Take Time to Be with Him
In one of his essays, the American naturalist Henry David Thoreau describes the many different colors of nature as the seasons change from late summer to autumn to winter. He emphasizes that we will see the beauty of nature only if we actively look for it and are prepared to see it. He writes:
All this you surely will see, and much more, if you are prepared to see it, – if you look for it.… Objects are concealed from our view not so much because they are out of the course of our visual ray as because we do not bring our minds and eyes to bear on them.… The greater part of the phenomena of Nature are for this reason concealed from us all our lives.… Nature does not cast pearls before swine. There is just as much beauty visible to us in the landscape as we are prepared to appreciate, – not a grain more.… We cannot see anything until we are possessed with the idea of it, take it into our heads – and then we can hardly see anything else.… A man sees only what concerns him.
In the same way, saints and mystics throughout history have told us that we can only become aware of God when we deliberately look for him and focus our attention on him – when we are consumed with the idea of him and are prepared to appreciate and value his presence in our lives. And once we do become aware of his presence, we will hardly see anything else in this creation. Then, wherever we look, we will see him.
The mystics remind us that God is always with us. His love is all around us, his grace is always flowing, but we don’t feel his love or benefit from his grace. We keep ourselves so busy that we have no time left for God.
They explain that we are dividing our attention among too many different things, as we become endlessly caught up in a thousand and one distractions. Many of us spend hours each day on the Internet and social media, reading information that is irrelevant and maybe even harmful to the quality of our lives. Hardly a moment goes by without us checking the latest breaking news alerts or comments on our Facebook status and emails that ding at us from our mobile phones. We can barely tolerate sitting quietly in a room by ourselves; we’ve lost our ability to be still, relaxed, and focused.

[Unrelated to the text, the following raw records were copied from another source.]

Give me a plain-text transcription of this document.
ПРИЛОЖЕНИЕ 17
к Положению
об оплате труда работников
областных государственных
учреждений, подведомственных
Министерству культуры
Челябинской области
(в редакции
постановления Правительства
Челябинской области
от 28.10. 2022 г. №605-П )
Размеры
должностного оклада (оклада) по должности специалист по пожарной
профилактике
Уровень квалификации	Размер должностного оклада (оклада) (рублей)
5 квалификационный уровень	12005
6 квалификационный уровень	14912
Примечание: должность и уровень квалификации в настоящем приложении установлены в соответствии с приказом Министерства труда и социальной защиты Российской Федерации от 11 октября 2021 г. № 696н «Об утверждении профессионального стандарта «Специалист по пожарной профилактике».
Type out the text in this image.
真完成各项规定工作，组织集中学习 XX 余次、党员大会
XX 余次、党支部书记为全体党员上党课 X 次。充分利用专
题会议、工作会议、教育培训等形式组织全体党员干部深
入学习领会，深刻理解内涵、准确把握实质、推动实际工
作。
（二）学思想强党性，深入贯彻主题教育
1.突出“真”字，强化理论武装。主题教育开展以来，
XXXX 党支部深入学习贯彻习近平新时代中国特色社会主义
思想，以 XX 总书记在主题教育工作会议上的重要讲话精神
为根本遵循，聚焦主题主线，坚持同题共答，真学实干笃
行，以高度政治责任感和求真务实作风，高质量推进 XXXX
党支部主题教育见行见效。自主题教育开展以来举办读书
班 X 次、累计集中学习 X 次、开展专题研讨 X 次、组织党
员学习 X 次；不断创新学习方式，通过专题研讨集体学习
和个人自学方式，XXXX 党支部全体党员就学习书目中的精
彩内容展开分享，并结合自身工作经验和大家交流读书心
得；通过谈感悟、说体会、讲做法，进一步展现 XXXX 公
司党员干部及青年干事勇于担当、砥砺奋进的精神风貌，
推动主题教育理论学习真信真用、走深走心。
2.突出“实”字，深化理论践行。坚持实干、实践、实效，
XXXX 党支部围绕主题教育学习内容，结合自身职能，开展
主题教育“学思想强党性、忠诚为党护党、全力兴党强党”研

Basically, our lives have become scattered, reactive, and confused. We are like ships lost at sea in this creation, unsure of where we are going and wandering around in circles.
Shams-e Tabrizi describes our confused state:
You have divided your being into a hundred thousand pieces; each piece is thrown in one direction and finds a dead end. If you do not unify your fragmented self and do not use these pieces to buy His union, you will end up losing your life without ever having discovered your own mystery.

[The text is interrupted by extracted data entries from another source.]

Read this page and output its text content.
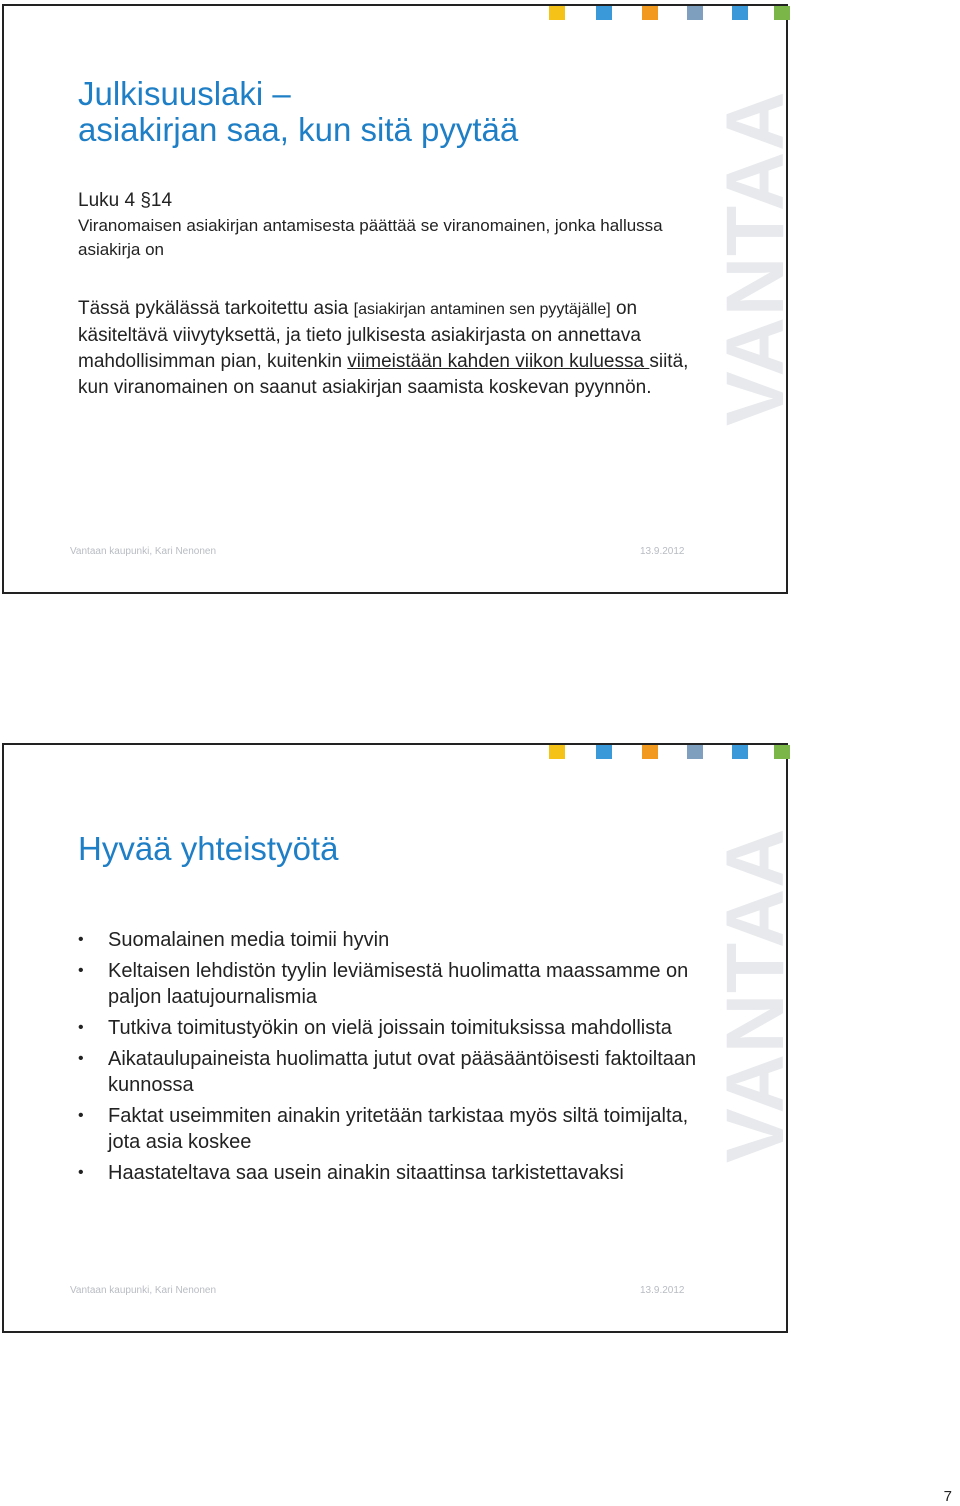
VANTAA
Julkisuuslaki –
asiakirjan saa, kun sitä pyytää

Luku 4 §14

Viranomaisen asiakirjan antamisesta päättää se viranomainen, jonka hallussa asiakirja on

Tässä pykälässä tarkoitettu asia [asiakirjan antaminen sen pyytäjälle] on käsiteltävä viivytyksettä, ja tieto julkisesta asiakirjasta on annettava mahdollisimman pian, kuitenkin viimeistään kahden viikon kuluessa siitä, kun viranomainen on saanut asiakirjan saamista koskevan pyynnön.

Vantaan kaupunki, Kari Nenonen	13.9.2012
VANTAA
Hyvää yhteistyötä
• Suomalainen media toimii hyvin
• Keltaisen lehdistön tyylin leviämisestä huolimatta maassamme on paljon laatujournalismia
• Tutkiva toimitustyökin on vielä joissain toimituksissa mahdollista
• Aikataulupaineista huolimatta jutut ovat pääsääntöisesti faktoiltaan kunnossa
• Faktat useimmiten ainakin yritetään tarkistaa myös siltä toimijalta, jota asia koskee
• Haastateltava saa usein ainakin sitaattinsa tarkistettavaksi
Vantaan kaupunki, Kari Nenonen	13.9.2012
7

Quoted in The Guru of Rumi: The Teachings of Shams Tabrizi
Baba Ji has said that there is a direct relationship between our ability to hold our attention still and our ability to be aware of God’s presence in our lives. He often says that it’s all a matter of becoming receptive to and aware of what is already there. That’s what we do through our daily practice of meditation: learn to become still, aware, and receptive. Meditation is the means through which we unify our fragmented selves and turn our attention fully and intentionally toward God every day – even every moment. “Don’t let a moment pass, says Sena, without remembering and repeating the Name of the Supreme Being,” we read in Many Voices, One Song.

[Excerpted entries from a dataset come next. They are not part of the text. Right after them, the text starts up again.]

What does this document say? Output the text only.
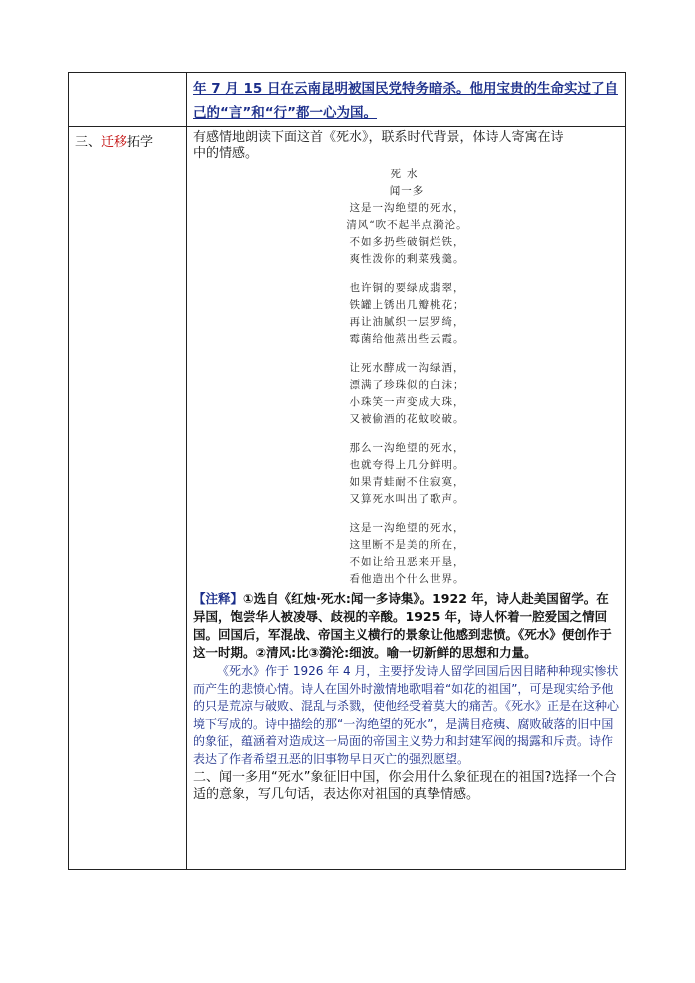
年 7 月 15 日在云南昆明被国民党特务暗杀。他用宝贵的生命实过了自
己的“言”和“行”都一心为国。
三、迁移拓学	有感情地朗读下面这首《死水》，联系时代背景，体诗人寄寓在诗
中的情感。
死水
闻一多
这是一沟绝望的死水，
清风“吹不起半点漪沦。
不如多扔些破铜烂铁，
爽性泼你的剩菜残羹。
也许铜的要绿成翡翠，
铁罐上锈出几瓣桃花；
再让油腻织一层罗绮，
霉菌给他蒸出些云霞。
让死水酵成一沟绿酒，
漂满了珍珠似的白沫；
小珠笑一声变成大珠，
又被偷酒的花蚊咬破。
那么一沟绝望的死水，
也就夸得上几分鲜明。
如果青蛙耐不住寂寞，
又算死水叫出了歌声。
这是一沟绝望的死水，
这里断不是美的所在，
不如让给丑恶来开垦，
看他造出个什么世界。
【注释】①选自《红烛·死水:闻一多诗集》。1922 年，诗人赴美国留学。在异国，饱尝华人被凌辱、歧视的辛酸。1925 年，诗人怀着一腔爱国之情回国。回国后，军混战、帝国主义横行的景象让他感到悲愤。《死水》便创作于这一时期。②清风:比③漪沦:细波。喻一切新鲜的思想和力量。
《死水》作于 1926 年 4 月，主要抒发诗人留学回国后因目睹种种现实惨状而产生的悲愤心情。诗人在国外时激情地歌唱着“如花的祖国”，可是现实给予他的只是荒凉与破败、混乱与杀戮，使他经受着莫大的痛苦。《死水》正是在这种心境下写成的。诗中描绘的那“一沟绝望的死水”，是满目疮痍、腐败破落的旧中国的象征，蕴涵着对造成这一局面的帝国主义势力和封建军阀的揭露和斥责。诗作表达了作者希望丑恶的旧事物早日灭亡的强烈愿望。
二、闻一多用“死水”象征旧中国，你会用什么象征现在的祖国?选择一个合适的意象，写几句话，表达你对祖国的真挚情感。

In one of his poems, Rabindranath Tagore writes about taking time during our busy days to pause and to sit face to face with God. In Gitanjali, he writes:
I ask for a moment’s indulgence to sit by thy side.
The works that I have in hand I will finish afterwards.
Away from the sight of thy face my heart knows no rest nor respite,
and my work becomes an endless toil in a shoreless sea of toil.
Today the summer has come to my window with its sighs
and murmurs; and the bees are plying their minstrelsy
at the court of the flowering grove.
Now it is time to sit quiet, face to face with thee,
and to sing dedication of life in this silent and overflowing leisure.
Over the years Baba Ji has encouraged us to slow down and take time out of our chaotic lives to be still and to reflect, to remember why we are here, to remember God. He has occasionally quoted lines from the poem “Leisure”:
What is this life if, full of care,
We have no time to stand and stare.
No time to stand beneath the boughs
And stare as long as sheep or cows.
No time to see, when woods we pass,
Where squirrels hide their nuts in grass.
No time to see, in broad daylight,
Streams full of stars, like skies at night.
No time to turn at Beauty’s glance,
And watch her feet, how they can dance.
No time to wait till her mouth can
Enrich that smile her eyes began.
A poor life this if, full of care,
We have no time to stand and stare.
We miss so much by keeping ourselves overly busy and distracted. What if we were given a chance to pause from the busyness of our lives? The saints assure us that there is something positive in every situation if we are willing to see it. Maybe the pandemic gave us an opportunity to slow down, reflect, and reassess. It reminded us of how we want to spend our precious time. Maybe now we finally have “time to stand and stare” – and be with him.